Image generated by leonardo ai of velvet paratha
What used to be velvet paratha
On hearing the name ‘velvet paratha’, a magnificent paratha glowing with silk soft layers with silk soft layers in the mind comes in Tassavur. In fact, the velvet paratha is a very unique and lost dish of Indian royal kitchens, especially mentioned in the courtiers of Patiala, Awadh, and Hyderabad.
It fell due to a soft texture and taste like velvet, that is, velvet. It was completely different from the common paratha. Finely layers. Ghee was baked very slowly and was prepared especially in almonds, pistachios, kevda, and saffron paste.
Dried dry fruits or mince
Fine flour and a little arrowroot were added to this paratha flour so that the layers become very fine and soft. Cleaning with ghee and rolling it on low heat, so that its texture would become exactly like silk velvet. Sometimes mawa (khoya), dry fruits, or minced were also filled in the middle of the paratha. Before serving it, rose water, Kevada water or saffron extracts were sprinkled.

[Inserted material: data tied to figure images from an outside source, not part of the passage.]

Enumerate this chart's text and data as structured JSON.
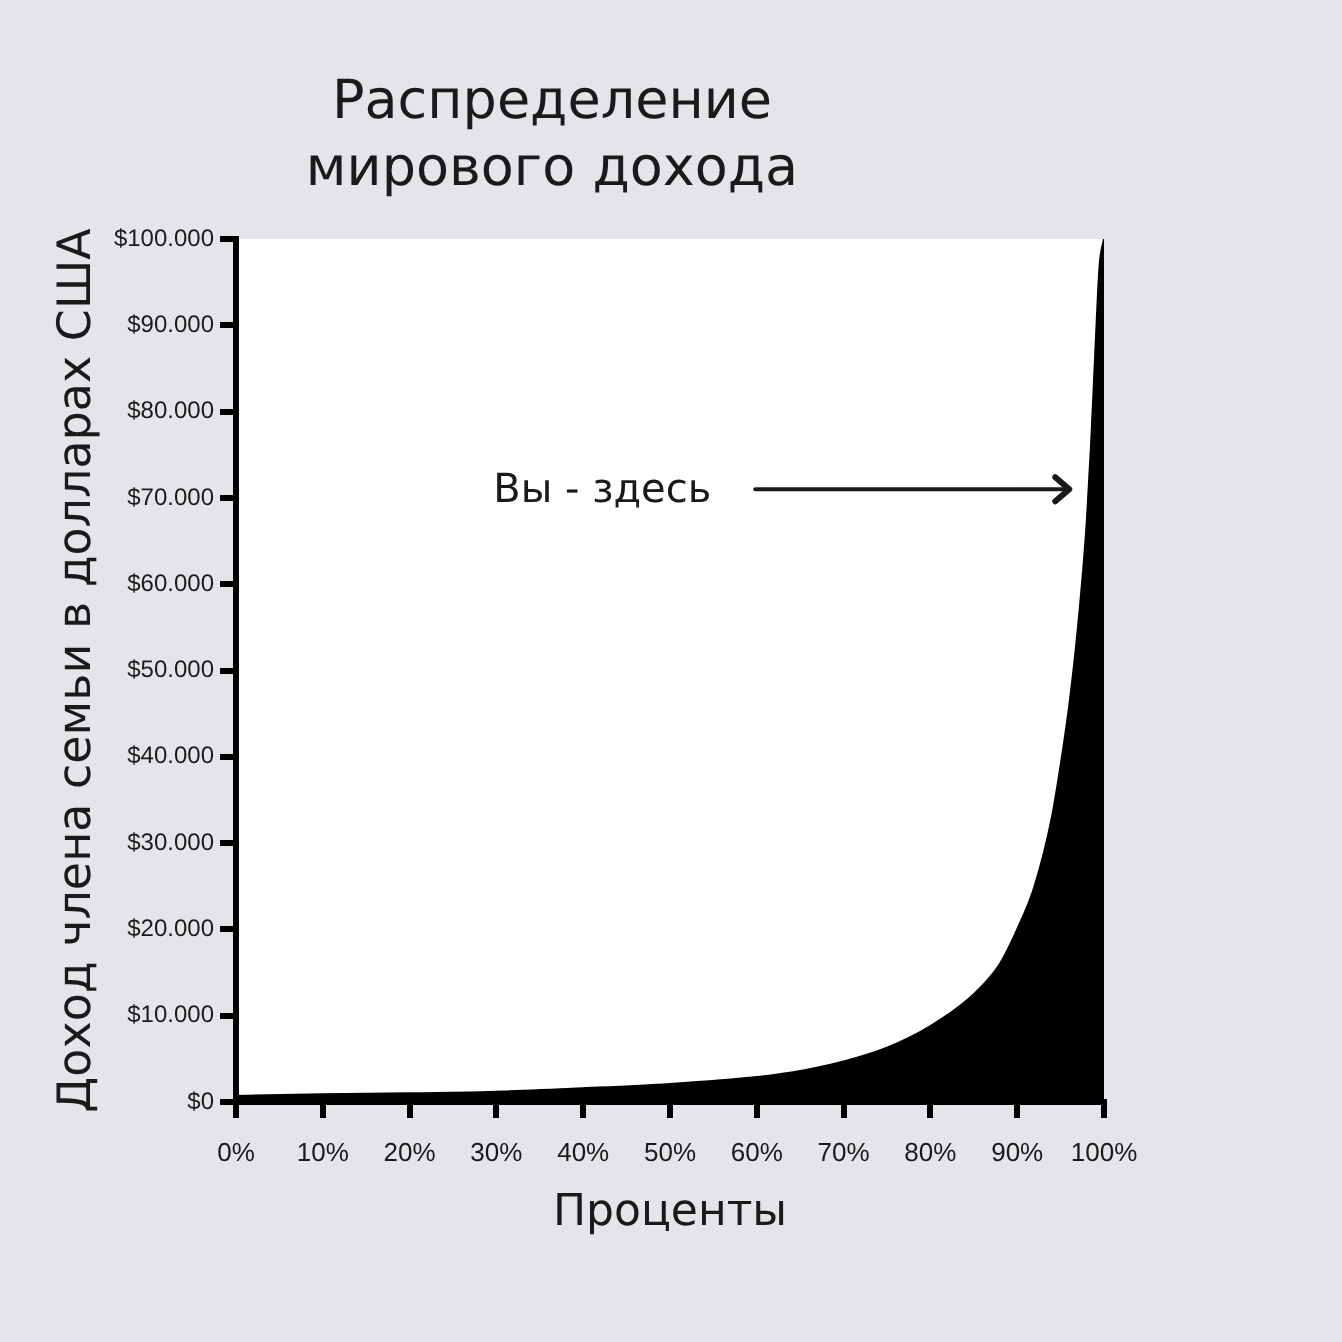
{
  "chart_data": {
    "type": "area",
    "title": "Распределение\nмирового дохода",
    "xlabel": "Проценты",
    "ylabel": "Доход члена семьи в долларах США",
    "x": [
      0,
      10,
      20,
      30,
      40,
      50,
      60,
      65,
      70,
      75,
      80,
      85,
      88,
      90,
      92,
      94,
      95,
      96,
      97,
      98,
      98.5,
      99,
      99.5,
      100
    ],
    "values": [
      700,
      900,
      1000,
      1200,
      1600,
      2100,
      2900,
      3600,
      4700,
      6300,
      8800,
      12500,
      16000,
      20000,
      25000,
      33000,
      39000,
      46000,
      55000,
      67000,
      76000,
      87000,
      97000,
      100000
    ],
    "color": "#000000",
    "xlim": [
      0,
      100
    ],
    "xticks": [
      {
        "value": 0,
        "label": "0%"
      },
      {
        "value": 10,
        "label": "10%"
      },
      {
        "value": 20,
        "label": "20%"
      },
      {
        "value": 30,
        "label": "30%"
      },
      {
        "value": 40,
        "label": "40%"
      },
      {
        "value": 50,
        "label": "50%"
      },
      {
        "value": 60,
        "label": "60%"
      },
      {
        "value": 70,
        "label": "70%"
      },
      {
        "value": 80,
        "label": "80%"
      },
      {
        "value": 90,
        "label": "90%"
      },
      {
        "value": 100,
        "label": "100%"
      }
    ],
    "ylim": [
      0,
      100000
    ],
    "yticks": [
      {
        "value": 0,
        "label": "$0"
      },
      {
        "value": 10000,
        "label": "$10.000"
      },
      {
        "value": 20000,
        "label": "$20.000"
      },
      {
        "value": 30000,
        "label": "$30.000"
      },
      {
        "value": 40000,
        "label": "$40.000"
      },
      {
        "value": 50000,
        "label": "$50.000"
      },
      {
        "value": 60000,
        "label": "$60.000"
      },
      {
        "value": 70000,
        "label": "$70.000"
      },
      {
        "value": 80000,
        "label": "$80.000"
      },
      {
        "value": 90000,
        "label": "$90.000"
      },
      {
        "value": 100000,
        "label": "$100.000"
      }
    ],
    "annotations": [
      "Вы - здесь"
    ]
  }
}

Royal kebabs were served with Nihari
It was kept in a silver plate. Sometimes gold and silver work was also planted on it. It was served with royal kebabs, Nihari or Dum-e-Patiala. It was served in the court of Patiala, especially during the night banquet in winter. The royal was also part of the royal Dastarkhwan in the Nawabi era of Lucknow. Later, in some forms, it was also made in sweet flavor like Sheermal in the kitchen of Hyderabad.
It is said that when Maharaja Bhupinder Singh of Patiala had to keep a special party for his British guests, he would definitely make ‘velvet paratha’. Once an English general ate it and said, “This is more soft than my wife’s hand.”